Step 3. Compiler optimization options
We often lose sight of the automatic optimization capabilities available in compilers. In this case, we simply enable Intel C ++ compiler built-in optimization, specifying the / O3 parameter when compiling. The same can be done with a graphical user interface. To use the “/ O3” parameter, you must first install the Intel C ++ compiler as the default compiler for this project.

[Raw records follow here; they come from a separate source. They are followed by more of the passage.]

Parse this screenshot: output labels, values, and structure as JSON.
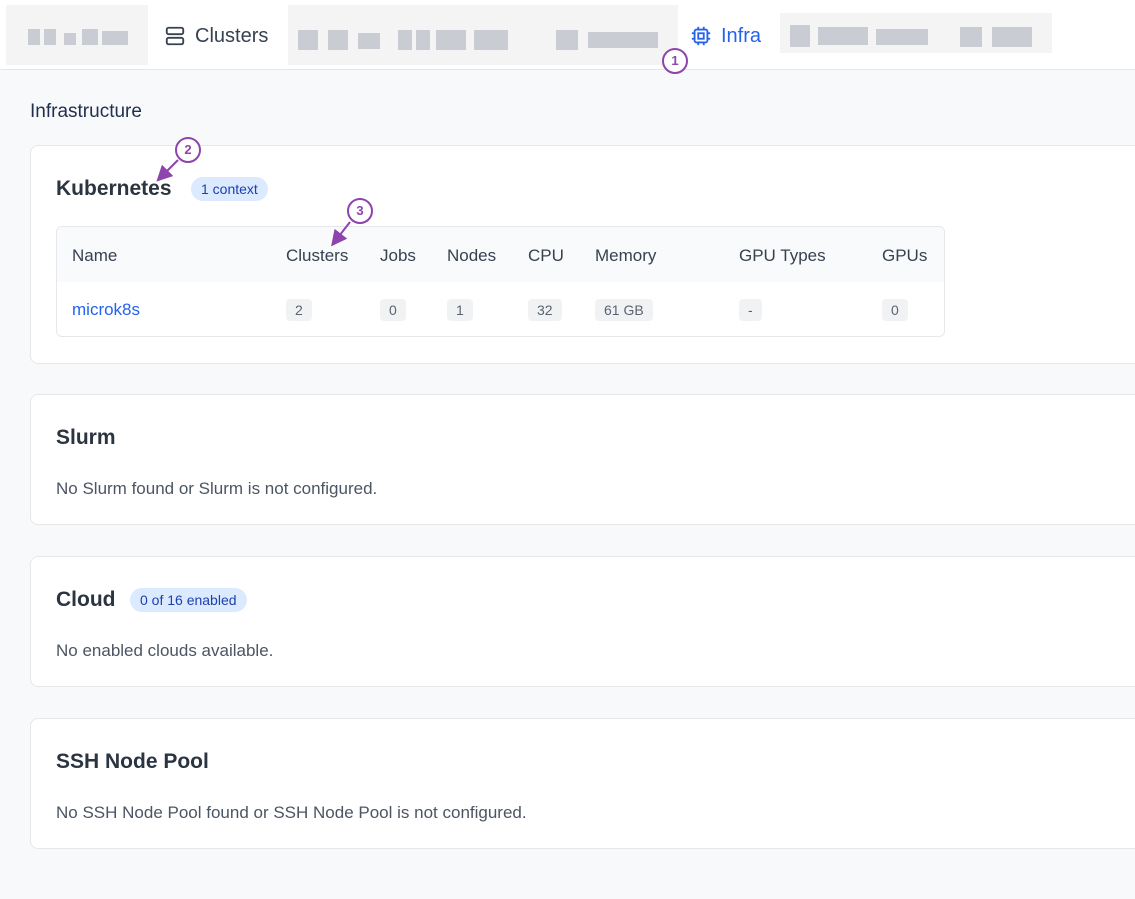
{
  "nav": {
    "clusters_label": "Clusters",
    "infra_label": "Infra"
  },
  "page": {
    "title": "Infrastructure"
  },
  "kubernetes": {
    "title": "Kubernetes",
    "badge": "1 context",
    "columns": [
      "Name",
      "Clusters",
      "Jobs",
      "Nodes",
      "CPU",
      "Memory",
      "GPU Types",
      "GPUs"
    ],
    "rows": [
      {
        "name": "microk8s",
        "clusters": "2",
        "jobs": "0",
        "nodes": "1",
        "cpu": "32",
        "memory": "61 GB",
        "gpu_types": "-",
        "gpus": "0"
      }
    ]
  },
  "slurm": {
    "title": "Slurm",
    "message": "No Slurm found or Slurm is not configured."
  },
  "cloud": {
    "title": "Cloud",
    "badge": "0 of 16 enabled",
    "message": "No enabled clouds available."
  },
  "ssh": {
    "title": "SSH Node Pool",
    "message": "No SSH Node Pool found or SSH Node Pool is not configured."
  },
  "annotations": [
    "1",
    "2",
    "3"
  ],
  "colors": {
    "accent": "#2563eb",
    "annotation": "#8e44ad",
    "badge_bg": "#dbeafe"
  }
}
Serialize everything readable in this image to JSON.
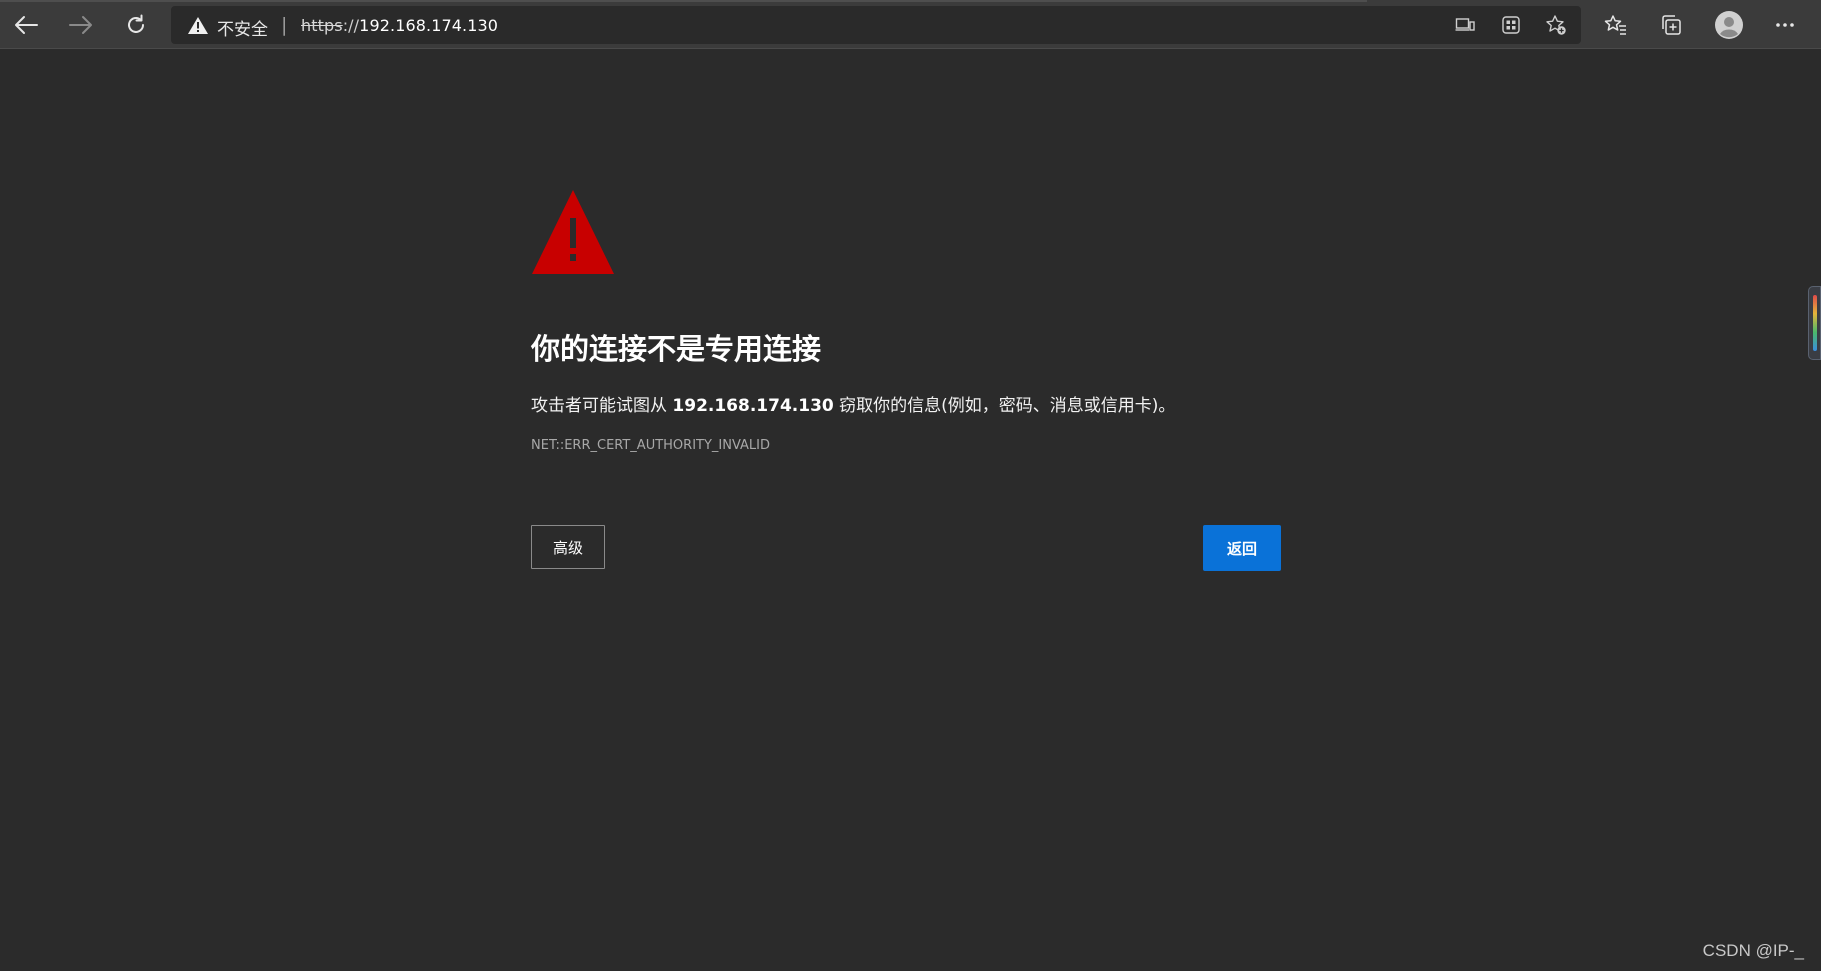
{
  "toolbar": {
    "back_icon": "back-arrow-icon",
    "forward_icon": "forward-arrow-icon",
    "refresh_icon": "refresh-icon",
    "security_label": "不安全",
    "separator": "|",
    "url_scheme": "https",
    "url_rest": "://",
    "url_host": "192.168.174.130",
    "address_icons": [
      "cast-device-icon",
      "apps-grid-icon",
      "add-favorite-icon"
    ],
    "right_icons": [
      "favorites-icon",
      "collections-icon",
      "profile-avatar-icon",
      "more-options-icon"
    ]
  },
  "colors": {
    "page_bg": "#2b2b2b",
    "toolbar_bg": "#3b3b3b",
    "address_bg": "#2a2a2a",
    "warning_red": "#c80000",
    "primary_button": "#0a72d8"
  },
  "main": {
    "warning_icon": "warning-triangle-icon",
    "headline": "你的连接不是专用连接",
    "desc_prefix": "攻击者可能试图从 ",
    "desc_host": "192.168.174.130",
    "desc_suffix": " 窃取你的信息(例如，密码、消息或信用卡)。",
    "error_code": "NET::ERR_CERT_AUTHORITY_INVALID",
    "advanced_button": "高级",
    "back_button": "返回"
  },
  "watermark": "CSDN @IP-_"
}
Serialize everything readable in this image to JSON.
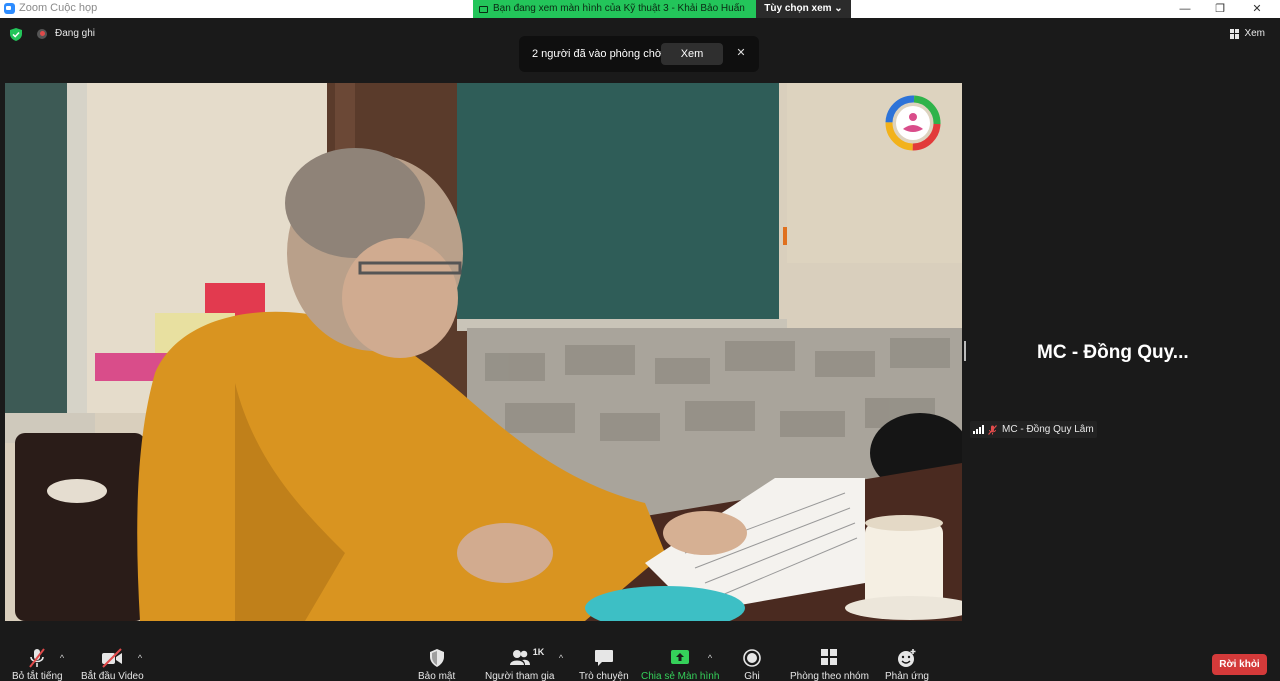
{
  "window": {
    "title": "Zoom Cuộc họp",
    "minimize": "—",
    "restore": "❐",
    "close": "✕"
  },
  "share_banner": {
    "text": "Bạn đang xem màn hình của Kỹ thuật 3 - Khải Bảo Huấn",
    "view_options": "Tùy chọn xem ⌄"
  },
  "status": {
    "recording": "Đang ghi",
    "view": "Xem"
  },
  "toast": {
    "text": "2 người đã vào phòng chờ",
    "view_button": "Xem",
    "close": "✕"
  },
  "participant": {
    "tile_name": "MC - Đồng Quy...",
    "label": "MC - Đồng Quy Lâm"
  },
  "toolbar": {
    "mute": "Bỏ tắt tiếng",
    "start_video": "Bắt đầu Video",
    "security": "Bảo mật",
    "participants": "Người tham gia",
    "participants_count": "1K",
    "chat": "Trò chuyện",
    "share_screen": "Chia sẻ Màn hình",
    "record": "Ghi",
    "breakout": "Phòng theo nhóm",
    "reactions": "Phản ứng",
    "leave": "Rời khỏi",
    "caret": "^"
  },
  "colors": {
    "share_green": "#23c55a",
    "leave_red": "#d43a3a",
    "accent_blue": "#2d8cff"
  }
}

Adding this parameter alone is sometimes enough to significantly improve performance. For details on the optimization parameter / O [n], see
here . New results:
24.979 seconds is enough to complete the task. First it took
35.742 seconds , that is, the program now works
1.43 times faster.

Step 4. Parallelizing with Cilk Plus
Parallel programming in itself is a vast area. There are many ways to implement parallel computing in the system, designed to work on multi-core platforms. This time we use Intel Cilk Plus - this is a fairly simple language extension that works very well.
When studying and analyzing code using VTune results, we can find a point at which the code repeatedly calls the most resource-intensive procedure. This is where the greatest potential for parallelization. Usually this is done as follows: we study the tree of the calling and called objects and return to the original narrow place until a fragment is found that is suitable for parallelization.
This time we will simply work with the
draw_trace function in the
find_hotspots.cpp file. Simply add cilk_for to parallelize the task we need: instead of one stream, several will be involved. After that, the work of four threads is clearly visible (the code was tested on a dual-core processor with hyper-trading technology), which simultaneously draw different lines.



Now,
11.656 seconds is enough to complete the work, which is significantly better than the initial time. Consider the results of VTune.
The total running time is
13.117 seconds , that is,
1.9 times faster than before. We see that the multi-core architecture is effectively used.

Conclusion
The operating time of the entire program decreased from
44.834 to
13.117 seconds , that is,
3.41 times .
This level of optimization was achieved only with the help of a simple analysis in VTune, the addition of an Intel C ++ compiler parameter and the use of Cilk Plus.
Intel System Studio components help developers effortlessly improve their software.